At times throughout my journey, I’ve struggled with the criticism that is a constant in the life of any artist. Critiques can be helpful and constructive, encouraging you out of your comfort zone and promoting real growth, but sometimes they can be downright brutal. Discernment is key.

Being a woman also presents certain challenges as historically, photography has been a male-dominated industry. Being a woman of color adds another layer, and being a woman of color of a certain age adds yet another. And sometimes, the struggle is within. You are often a result of your experiences and sometimes the difficult ones take an emotional toll.

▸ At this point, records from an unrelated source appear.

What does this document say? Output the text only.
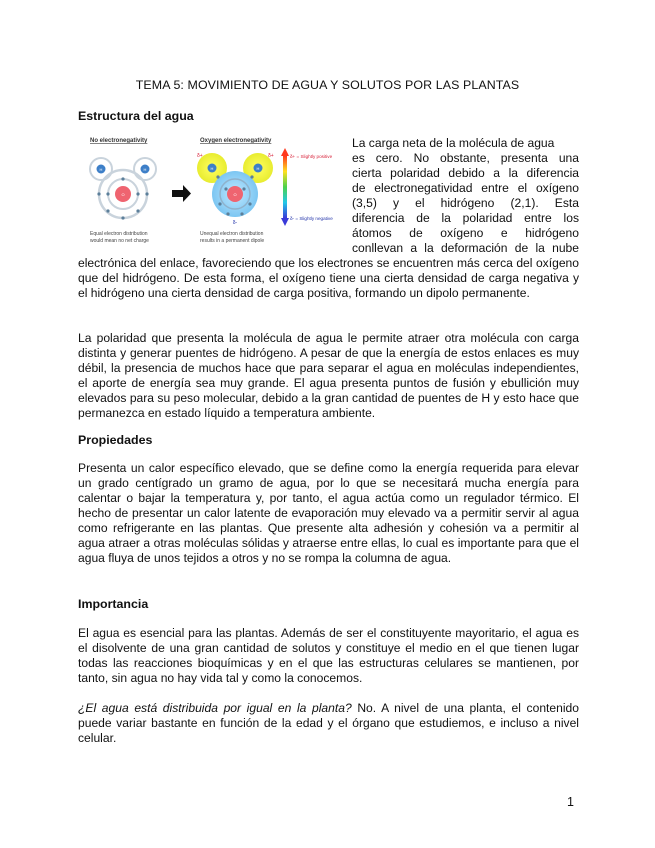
TEMA 5: MOVIMIENTO DE AGUA Y SOLUTOS POR LAS PLANTAS
Estructura del agua
No electronegativity
O
H	H
Equal electron distribution
would mean no net charge
Oxygen electronegativity
O
H	H
δ+	δ+
δ-
Unequal electron distribution
results in a permanent dipole
δ+ = Slightly positive
δ- = Slightly negative
La carga neta de la molécula de agua
es cero. No obstante, presenta una
cierta polaridad debido a la diferencia
de electronegatividad entre el oxígeno
(3,5) y el hidrógeno (2,1). Esta
diferencia de la polaridad entre los
átomos de oxígeno e hidrógeno
conllevan a la deformación de la nube

electrónica del enlace, favoreciendo que los electrones se encuentren más cerca del oxígeno que del hidrógeno. De esta forma, el oxígeno tiene una cierta densidad de carga negativa y el hidrógeno una cierta densidad de carga positiva, formando un dipolo permanente.

La polaridad que presenta la molécula de agua le permite atraer otra molécula con carga distinta y generar puentes de hidrógeno. A pesar de que la energía de estos enlaces es muy débil, la presencia de muchos hace que para separar el agua en moléculas independientes, el aporte de energía sea muy grande. El agua presenta puntos de fusión y ebullición muy elevados para su peso molecular, debido a la gran cantidad de puentes de H y esto hace que permanezca en estado líquido a temperatura ambiente.

Propiedades

Presenta un calor específico elevado, que se define como la energía requerida para elevar un grado centígrado un gramo de agua, por lo que se necesitará mucha energía para calentar o bajar la temperatura y, por tanto, el agua actúa como un regulador térmico. El hecho de presentar un calor latente de evaporación muy elevado va a permitir servir al agua como refrigerante en las plantas. Que presente alta adhesión y cohesión va a permitir al agua atraer a otras moléculas sólidas y atraerse entre ellas, lo cual es importante para que el agua fluya de unos tejidos a otros y no se rompa la columna de agua.

Importancia

El agua es esencial para las plantas. Además de ser el constituyente mayoritario, el agua es el disolvente de una gran cantidad de solutos y constituye el medio en el que tienen lugar todas las reacciones bioquímicas y en el que las estructuras celulares se mantienen, por tanto, sin agua no hay vida tal y como la conocemos.

¿El agua está distribuida por igual en la planta? No. A nivel de una planta, el contenido puede variar bastante en función de la edad y el órgano que estudiemos, e incluso a nivel celular.

1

Thanks for sharing that. So, maybe next you can tell us a bit more about your work?
I am a Photographer. I specialize in environmental portraiture with a focus on storytelling. My love for street photography plays a huge role here. I am known for my fly on the wall technique of capturing humans being. I’ve been told that there is compassion in my photographs, and that I seem to have a knack for capturing the essence or personality of my subjects. I would venture to say that this is because of how much I care about my art, my passion for my craft. This is one of the things that sets me apart from others. The details matter to me, sometimes too much, but caring about a genuine portrayal serves me well.

It’s hard to say what I’m most proud of because I’m proud of so much of my work, but my street captures and birth photography rank high! My Porch Portraits are another highlight. Born out of my desire to continue shooting and earning income during the Pandemic, Porch Portraits invite you (families, housemates, singles) outside for an imaginative, safe, safely distanced photo shoot in front of your home (or business). All households and businesses are encouraged to participate. They are a lot of fun to shoot and I hope they will continue as we move toward a post Pandemic era.

What do you like and dislike about the city?
I love my hometown! I like the green spaces like Druid Hill Park, Cylburn Arboretum and The Gwynns Falls Trail. I don’t love the current subway system. It feels limited and could use a few upgrades.